Mike stepped back. “I heard you were in the hospital. I thought”
She did not let him finish his thoughts before she attacked. “Get out of here. What do you care? People should mind their own business.”
Behind her Mike thought he heard a thud back inside the trailer, the hint of someone moving around. Jaynie heard it too and a look crossed her face, part fear, part something else Mike could not explain. A dealer? A lover? Someone was back there. Jaynie saw Mike react and reached out a hand to push him in the center of his chest.
“Get out of here, Mike,” she said. “I don’t want to see you.”
He stepped back, but his foot caught on a patch of ice and he fell backwards. He tried to twist around but he only skidded more and the wind was knocked out of him as he fell onto the ground. An explosion of color filled his mind as the wound on his head from Guatemala sprang open anew. His eyes lost focus and when they found it again he saw Jaynie look down at him in horror. A trickle of blood crawled down his forehead.
“Mike?” she said and when he blinked and looked at her a momentary expression of relief crossed her face. It was rapidly replaced by a sneer.

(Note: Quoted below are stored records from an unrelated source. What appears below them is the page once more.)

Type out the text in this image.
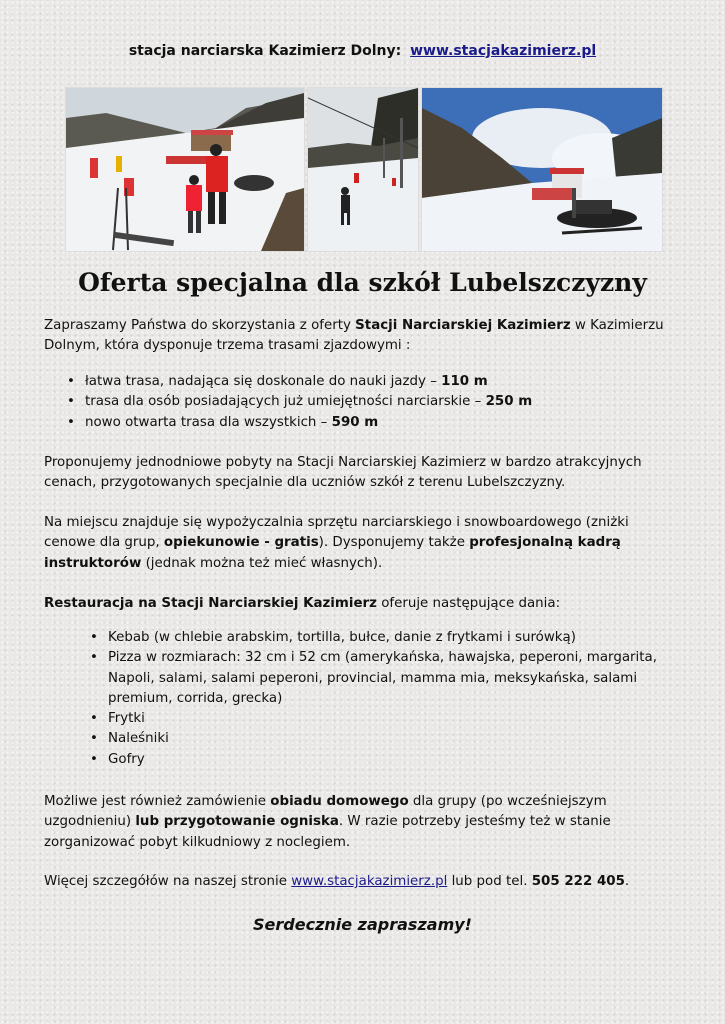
stacja narciarska Kazimierz Dolny: www.stacjakazimierz.pl
Oferta specjalna dla szkół Lubelszczyzny

Zapraszamy Państwa do skorzystania z oferty Stacji Narciarskiej Kazimierz w Kazimierzu Dolnym, która dysponuje trzema trasami zjazdowymi :

• łatwa trasa, nadająca się doskonale do nauki jazdy – 110 m
• trasa dla osób posiadających już umiejętności narciarskie – 250 m
• nowo otwarta trasa dla wszystkich – 590 m

Proponujemy jednodniowe pobyty na Stacji Narciarskiej Kazimierz w bardzo atrakcyjnych cenach, przygotowanych specjalnie dla uczniów szkół z terenu Lubelszczyzny.

Na miejscu znajduje się wypożyczalnia sprzętu narciarskiego i snowboardowego (zniżki cenowe dla grup, opiekunowie - gratis). Dysponujemy także profesjonalną kadrą instruktorów (jednak można też mieć własnych).

Restauracja na Stacji Narciarskiej Kazimierz oferuje następujące dania:

• Kebab (w chlebie arabskim, tortilla, bułce, danie z frytkami i surówką)
• Pizza w rozmiarach: 32 cm i 52 cm (amerykańska, hawajska, peperoni, margarita, Napoli, salami, salami peperoni, provincial, mamma mia, meksykańska, salami premium, corrida, grecka)
• Frytki
• Naleśniki
• Gofry

Możliwe jest również zamówienie obiadu domowego dla grupy (po wcześniejszym uzgodnieniu) lub przygotowanie ogniska. W razie potrzeby jesteśmy też w stanie zorganizować pobyt kilkudniowy z noclegiem.

Więcej szczegółów na naszej stronie www.stacjakazimierz.pl lub pod tel. 505 222 405.

Serdecznie zapraszamy!
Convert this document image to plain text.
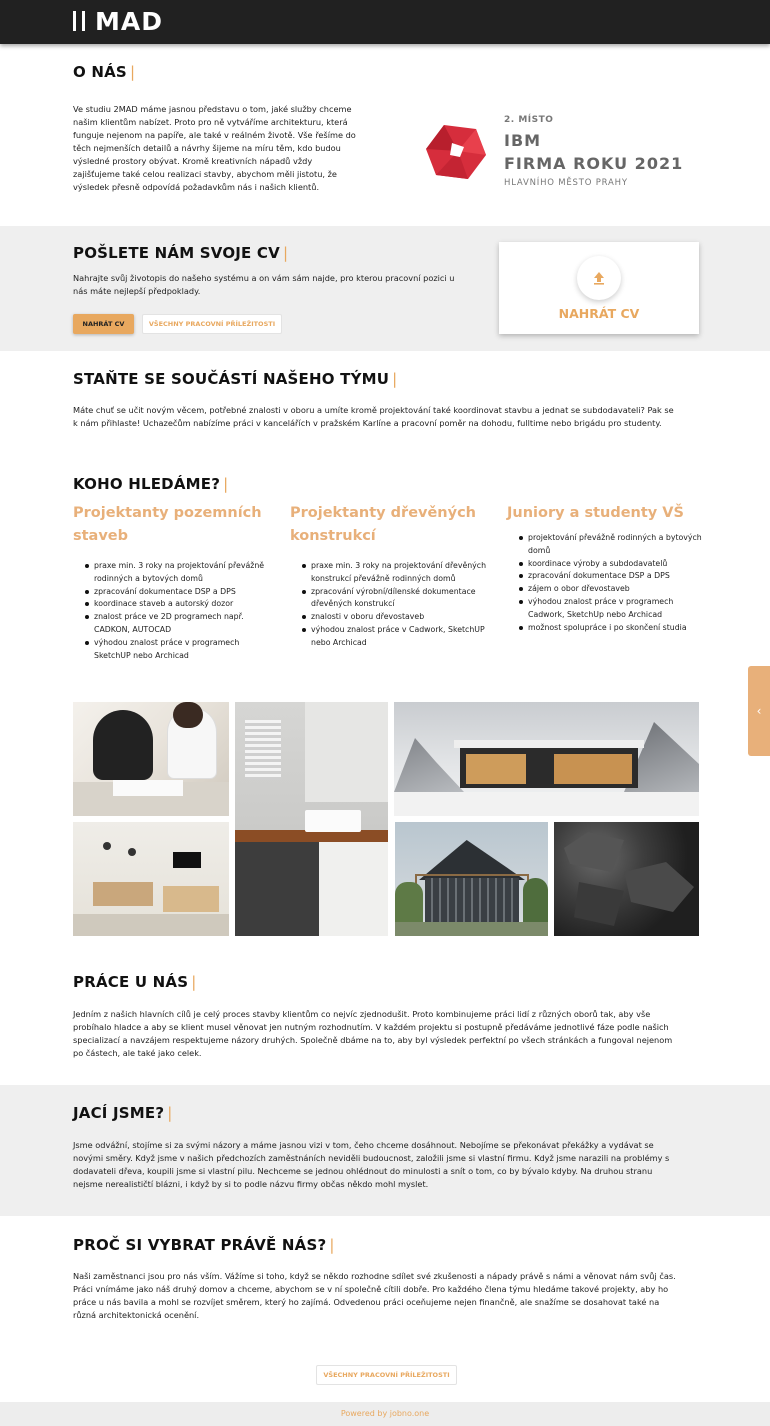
MAD
O NÁS |
Ve studiu 2MAD máme jasnou představu o tom, jaké služby chceme
našim klientům nabízet. Proto pro ně vytváříme architekturu, která
funguje nejenom na papíře, ale také v reálném životě. Vše řešíme do
těch nejmenších detailů a návrhy šijeme na míru těm, kdo budou
výsledné prostory obývat. Kromě kreativních nápadů vždy
zajišťujeme také celou realizaci stavby, abychom měli jistotu, že
výsledek přesně odpovídá požadavkům nás i našich klientů.
2. MÍSTO
IBM
FIRMA ROKU 2021
HLAVNÍHO MĚSTO PRAHY
POŠLETE NÁM SVOJE CV |
Nahrajte svůj životopis do našeho systému a on vám sám najde, pro kterou pracovní pozici u
nás máte nejlepší předpoklady.
NAHRÁT CV	VŠECHNY PRACOVNÍ PŘÍLEŽITOSTI
NAHRÁT CV
STAŇTE SE SOUČÁSTÍ NAŠEHO TÝMU |
Máte chuť se učit novým věcem, potřebné znalosti v oboru a umíte kromě projektování také koordinovat stavbu a jednat se subdodavateli? Pak se
k nám přihlaste! Uchazečům nabízíme práci v kancelářích v pražském Karlíne a pracovní poměr na dohodu, fulltime nebo brigádu pro studenty.
KOHO HLEDÁME? |
Projektanty pozemních staveb
praxe min. 3 roky na projektování převážně rodinných a bytových domů
zpracování dokumentace DSP a DPS
koordinace staveb a autorský dozor
znalost práce ve 2D programech např. CADKON, AUTOCAD
výhodou znalost práce v programech SketchUP nebo Archicad
Projektanty dřevěných konstrukcí
praxe min. 3 roky na projektování dřevěných konstrukcí převážně rodinných domů
zpracování výrobní/dílenské dokumentace dřevěných konstrukcí
znalosti v oboru dřevostaveb
výhodou znalost práce v Cadwork, SketchUP nebo Archicad
Juniory a studenty VŠ
projektování převážně rodinných a bytových domů
koordinace výroby a subdodavatelů
zpracování dokumentace DSP a DPS
zájem o obor dřevostaveb
výhodou znalost práce v programech Cadwork, SketchUp nebo Archicad
možnost spolupráce i po skončení studia
‹
PRÁCE U NÁS |
Jedním z našich hlavních cílů je celý proces stavby klientům co nejvíc zjednodušit. Proto kombinujeme práci lidí z různých oborů tak, aby vše
probíhalo hladce a aby se klient musel věnovat jen nutným rozhodnutím. V každém projektu si postupně předáváme jednotlivé fáze podle našich
specializací a navzájem respektujeme názory druhých. Společně dbáme na to, aby byl výsledek perfektní po všech stránkách a fungoval nejenom
po částech, ale také jako celek.
JACÍ JSME? |
Jsme odvážní, stojíme si za svými názory a máme jasnou vizi v tom, čeho chceme dosáhnout. Nebojíme se překonávat překážky a vydávat se
novými směry. Když jsme v našich předchozích zaměstnáních neviděli budoucnost, založili jsme si vlastní firmu. Když jsme narazili na problémy s
dodavateli dřeva, koupili jsme si vlastní pilu. Nechceme se jednou ohlédnout do minulosti a snít o tom, co by bývalo kdyby. Na druhou stranu
nejsme nerealističtí blázni, i když by si to podle názvu firmy občas někdo mohl myslet.
PROČ SI VYBRAT PRÁVĚ NÁS? |
Naši zaměstnanci jsou pro nás vším. Vážíme si toho, když se někdo rozhodne sdílet své zkušenosti a nápady právě s námi a věnovat nám svůj čas.
Práci vnímáme jako náš druhý domov a chceme, abychom se v ní společně cítili dobře. Pro každého člena týmu hledáme takové projekty, aby ho
práce u nás bavila a mohl se rozvíjet směrem, který ho zajímá. Odvedenou práci oceňujeme nejen finančně, ale snažíme se dosahovat také na
různá architektonická ocenění.
VŠECHNY PRACOVNÍ PŘÍLEŽITOSTI
Powered by jobno.one
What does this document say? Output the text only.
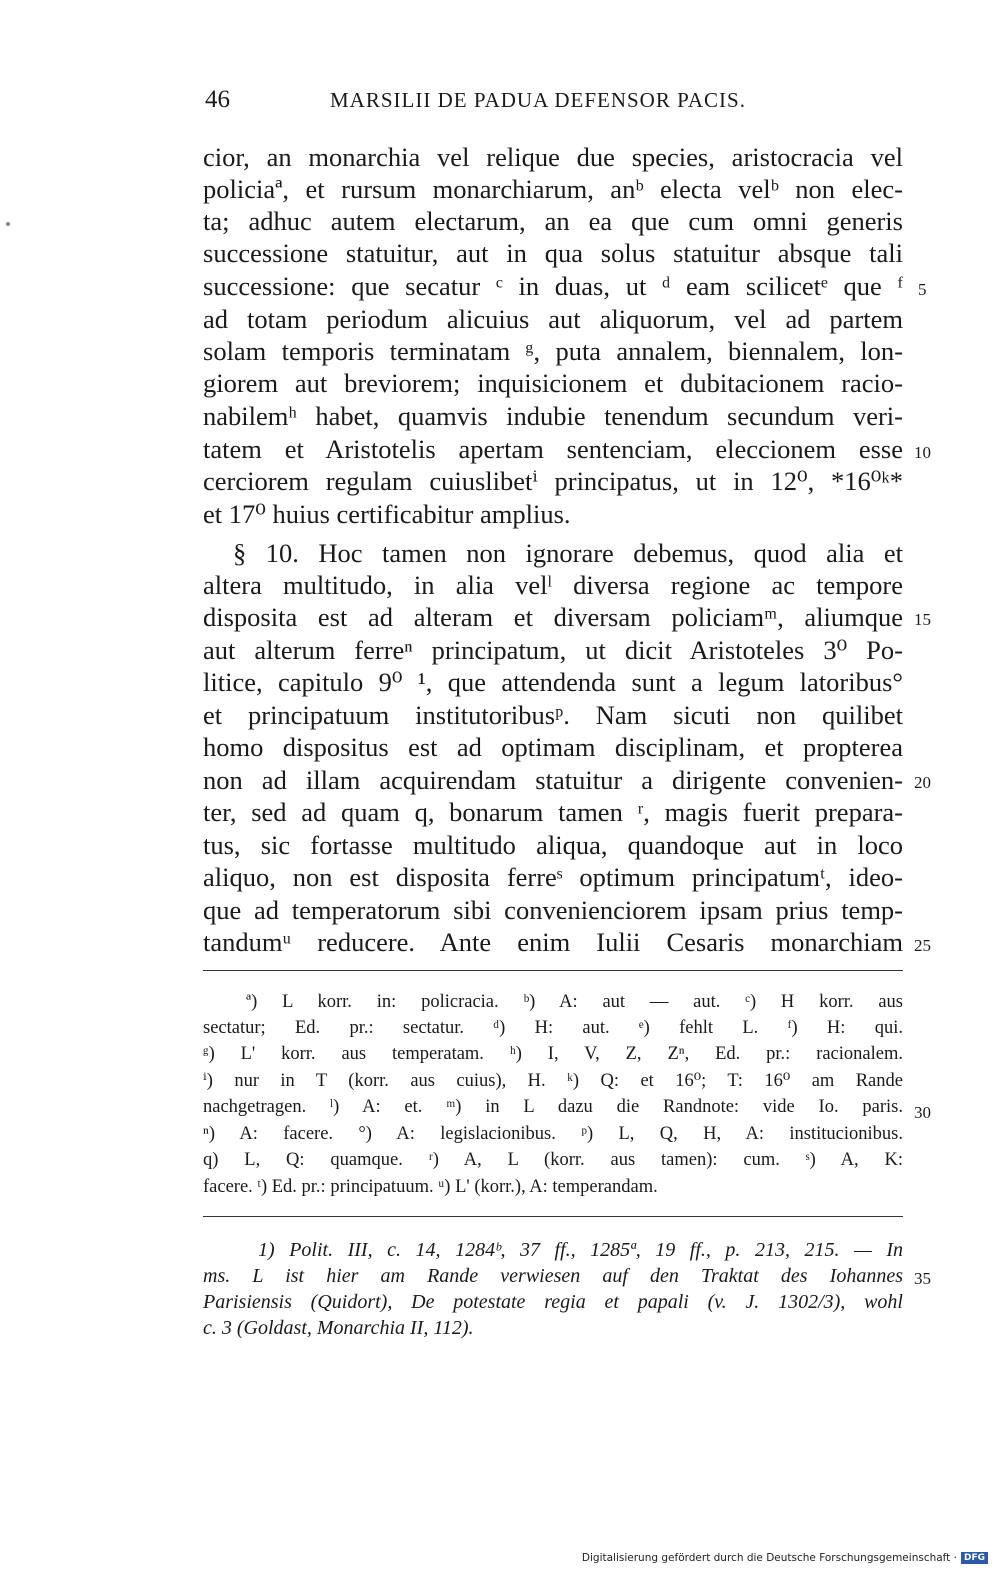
46	MARSILII DE PADUA DEFENSOR PACIS.
cior, an monarchia vel relique due species, aristocracia vel
policiaª, et rursum monarchiarum, anᵇ electa velᵇ non elec-
ta; adhuc autem electarum, an ea que cum omni generis
successione statuitur, aut in qua solus statuitur absque tali
successione: que secatur ᶜ in duas, ut ᵈ eam scilicetᵉ que ᶠ
ad totam periodum alicuius aut aliquorum, vel ad partem
solam temporis terminatam ᵍ, puta annalem, biennalem, lon-
giorem aut breviorem; inquisicionem et dubitacionem racio-
nabilemʰ habet, quamvis indubie tenendum secundum veri-
tatem et Aristotelis apertam sentenciam, eleccionem esse
cerciorem regulam cuiuslibetⁱ principatus, ut in 12⁰, *16⁰ᵏ*
et 17⁰ huius certificabitur amplius.
§ 10. Hoc tamen non ignorare debemus, quod alia et
altera multitudo, in alia velˡ diversa regione ac tempore
disposita est ad alteram et diversam policiamᵐ, aliumque
aut alterum ferreⁿ principatum, ut dicit Aristoteles 3⁰ Po-
litice, capitulo 9⁰ ¹, que attendenda sunt a legum latoribus°
et principatuum institutoribusᵖ. Nam sicuti non quilibet
homo dispositus est ad optimam disciplinam, et propterea
non ad illam acquirendam statuitur a dirigente convenien-
ter, sed ad quam q, bonarum tamen ʳ, magis fuerit prepara-
tus, sic fortasse multitudo aliqua, quandoque aut in loco
aliquo, non est disposita ferreˢ optimum principatumᵗ, ideo-
que ad temperatorum sibi convenienciorem ipsam prius temp-
tandumᵘ reducere. Ante enim Iulii Cesaris monarchiam
5
10
15
20
25
30
35
ª) L korr. in: policracia. ᵇ) A: aut — aut. ᶜ) H korr. aus
sectatur; Ed. pr.: sectatur. ᵈ) H: aut. ᵉ) fehlt L. ᶠ) H: qui.
ᵍ) L' korr. aus temperatam. ʰ) I, V, Z, Zⁿ, Ed. pr.: racionalem.
ⁱ) nur in T (korr. aus cuius), H. ᵏ) Q: et 16⁰; T: 16⁰ am Rande
nachgetragen. ˡ) A: et. ᵐ) in L dazu die Randnote: vide Io. paris.
ⁿ) A: facere. °) A: legislacionibus. ᵖ) L, Q, H, A: institucionibus.
q) L, Q: quamque. ʳ) A, L (korr. aus tamen): cum. ˢ) A, K:
facere. ᵗ) Ed. pr.: principatuum. ᵘ) L' (korr.), A: temperandam.
1) Polit. III, c. 14, 1284ᵇ, 37 ff., 1285ª, 19 ff., p. 213, 215. — In
ms. L ist hier am Rande verwiesen auf den Traktat des Iohannes
Parisiensis (Quidort), De potestate regia et papali (v. J. 1302/3), wohl
c. 3 (Goldast, Monarchia II, 112).
Digitalisierung gefördert durch die Deutsche Forschungsgemeinschaft · DFG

“Go away.” She slammed the door and from inside Mike heard the heated sound of raised voices. He hauled himself to his feet, feeling frozen and bruised, and staggered back to his car, certain in the knowledge he made a terrible mistake coming back to Corinth Falls. He got in the car, shivering, and slowly guided it back the way he had come, headed towards the distant blinking lights of a world far away from Jaynie’s trailer.